See, you're not always right!
                                                          ­                   It's not bad to be wrong,
                                                                ­                                    sometimes.
Then why are you still speaking?
                                                       ­                      I'd like to lie down now.
Okay.

                              What sacrifice will I leave to the beast?
                    “Kind can be the inflicted, and also the ignorant.
                       Gracious can be the dark; or else too the light.
                              Afraid are the lost, and so too the able.
                                                        Bli­ss is real”.

But you aren't kind!
                                                           ­                                Neither are you.
Gracious? Look at your posture.
                                                        ­                                           I'm looking.
Are you telling me I am old?
                                                            ­                                       Sometimes.
Filth. You are ignorant.
                                                       ­       I am going to light a candle now.

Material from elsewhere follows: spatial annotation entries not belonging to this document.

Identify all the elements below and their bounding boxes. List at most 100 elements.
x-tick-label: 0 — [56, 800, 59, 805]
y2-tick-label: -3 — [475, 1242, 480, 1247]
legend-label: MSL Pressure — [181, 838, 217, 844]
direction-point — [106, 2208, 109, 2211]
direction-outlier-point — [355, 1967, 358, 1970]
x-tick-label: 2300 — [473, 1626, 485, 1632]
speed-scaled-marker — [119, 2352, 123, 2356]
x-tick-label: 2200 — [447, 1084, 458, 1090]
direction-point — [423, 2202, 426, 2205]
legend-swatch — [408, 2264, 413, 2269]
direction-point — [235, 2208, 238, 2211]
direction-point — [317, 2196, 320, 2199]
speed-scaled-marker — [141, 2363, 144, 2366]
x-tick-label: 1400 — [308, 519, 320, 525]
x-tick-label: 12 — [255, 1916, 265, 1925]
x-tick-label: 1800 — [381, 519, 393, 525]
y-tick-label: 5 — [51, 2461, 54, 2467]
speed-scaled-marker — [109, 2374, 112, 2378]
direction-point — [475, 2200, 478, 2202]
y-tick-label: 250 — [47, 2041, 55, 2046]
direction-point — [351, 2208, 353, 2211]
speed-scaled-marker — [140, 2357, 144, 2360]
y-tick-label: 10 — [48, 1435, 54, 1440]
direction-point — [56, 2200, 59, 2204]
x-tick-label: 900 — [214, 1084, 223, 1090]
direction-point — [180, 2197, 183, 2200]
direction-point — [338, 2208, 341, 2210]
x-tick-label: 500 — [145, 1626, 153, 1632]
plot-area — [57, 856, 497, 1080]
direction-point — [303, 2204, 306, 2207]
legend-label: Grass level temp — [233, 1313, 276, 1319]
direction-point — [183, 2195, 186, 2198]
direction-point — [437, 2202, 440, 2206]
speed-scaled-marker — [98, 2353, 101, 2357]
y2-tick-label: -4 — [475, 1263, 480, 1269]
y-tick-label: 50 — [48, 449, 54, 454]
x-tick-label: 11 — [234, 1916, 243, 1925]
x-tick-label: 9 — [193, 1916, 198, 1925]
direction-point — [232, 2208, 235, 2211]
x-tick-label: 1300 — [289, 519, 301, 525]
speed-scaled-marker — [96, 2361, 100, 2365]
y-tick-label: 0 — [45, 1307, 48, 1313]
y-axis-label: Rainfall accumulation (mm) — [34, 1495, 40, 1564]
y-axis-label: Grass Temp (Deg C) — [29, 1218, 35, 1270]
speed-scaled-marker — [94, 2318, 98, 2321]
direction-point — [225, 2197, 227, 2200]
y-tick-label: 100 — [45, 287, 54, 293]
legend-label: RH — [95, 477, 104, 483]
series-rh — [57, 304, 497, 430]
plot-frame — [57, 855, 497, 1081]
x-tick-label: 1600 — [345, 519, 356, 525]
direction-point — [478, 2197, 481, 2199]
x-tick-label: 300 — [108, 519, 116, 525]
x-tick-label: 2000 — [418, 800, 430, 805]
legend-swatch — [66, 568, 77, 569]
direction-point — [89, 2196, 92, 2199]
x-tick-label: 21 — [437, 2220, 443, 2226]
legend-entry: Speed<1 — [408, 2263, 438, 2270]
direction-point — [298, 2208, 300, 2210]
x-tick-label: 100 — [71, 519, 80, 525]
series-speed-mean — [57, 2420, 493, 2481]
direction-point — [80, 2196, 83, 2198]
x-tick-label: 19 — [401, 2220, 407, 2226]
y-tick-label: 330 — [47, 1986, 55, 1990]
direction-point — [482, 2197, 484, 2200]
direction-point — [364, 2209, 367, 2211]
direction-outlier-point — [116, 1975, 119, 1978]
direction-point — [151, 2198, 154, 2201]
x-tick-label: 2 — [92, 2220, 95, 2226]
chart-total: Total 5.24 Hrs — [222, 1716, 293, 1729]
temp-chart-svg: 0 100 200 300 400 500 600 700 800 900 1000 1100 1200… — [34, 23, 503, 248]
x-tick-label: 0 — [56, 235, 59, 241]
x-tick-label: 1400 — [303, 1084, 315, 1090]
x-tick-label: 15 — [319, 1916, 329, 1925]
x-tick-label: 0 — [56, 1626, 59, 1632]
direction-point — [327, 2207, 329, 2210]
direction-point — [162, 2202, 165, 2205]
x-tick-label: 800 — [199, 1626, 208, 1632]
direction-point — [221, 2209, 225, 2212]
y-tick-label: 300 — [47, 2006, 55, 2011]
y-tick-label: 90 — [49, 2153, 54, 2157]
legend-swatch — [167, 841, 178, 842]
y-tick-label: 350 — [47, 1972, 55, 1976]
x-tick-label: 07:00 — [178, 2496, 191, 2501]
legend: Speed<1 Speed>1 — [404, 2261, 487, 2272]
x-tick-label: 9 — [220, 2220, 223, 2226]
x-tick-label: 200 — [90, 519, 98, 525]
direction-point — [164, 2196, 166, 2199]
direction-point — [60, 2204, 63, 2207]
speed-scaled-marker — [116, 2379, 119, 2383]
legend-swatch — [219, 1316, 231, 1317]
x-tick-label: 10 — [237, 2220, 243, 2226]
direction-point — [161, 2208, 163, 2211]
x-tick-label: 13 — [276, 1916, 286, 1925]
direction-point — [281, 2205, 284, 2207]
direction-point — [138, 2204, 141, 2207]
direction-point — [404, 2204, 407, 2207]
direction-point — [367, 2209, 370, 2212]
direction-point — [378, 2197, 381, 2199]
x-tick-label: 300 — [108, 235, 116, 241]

There is a church I walk past everyday. It is orange, not like the fruit, but like the sand when the sun is half way between this land and another. When the skin of water is cool, and not blue like the crayon drawings' of a child. Sometimes I want to knock on the heavy, mahogany door of the church. Not for permission to enter; I want to know how thick the door is. Orange with dark spots, that is how I remember the church. Points to the sky, and I would need to take a detour to see it close. I am always late, maybe one day I will be later. You said I could just wake up earlier; I told you I will not do that.

You must love yourself,
look how many mirrors are in
here, ha! Just kidding. This is cool.
                                                        Ha,­ I know. I love and hate mirrors.
Really?
                                                ­        They're tender and tough. Depends
                                                        who's looking. Does that make
                                                         sense? I want to
                                                        say more about them, but there's
                                                        not enough words.
I've never thought of a mirror
like that before.
                                                         And I've never thought that I can
                                                         stop thinking that way about
                                                         mirrors.
Do you want some more water?
                                                         There's no more in the fridge, but
                                                         let me get some from the bathroom
                                                         sink. It's better from there.
Don't worry, I'll go. You're tired.

Neither quick or slow, but delicately, he walks to the bathroom. I hear the door open, the light switch on, a pause. He walks, runs the sink; I can hear the glass filling. It is a small apartment, and the walls are weak. He turns the tap off, the flick of darkness and I can hear his footprints returning. He hands me the glass; I know it is cold before I touch the glass because of the condensation. His fingerprints are there, and so too are mine. He relaxes his shoulder against mine, presses his lip to my ear. His breathing is calm, like the water at the beach. Then that small chuckle, I hear him, exhale. Hard and protective, like the door of the church. Stable and seductive, I know he is going to tell me his witness, or a joke.

                     You don't have mirrors in your bathroom.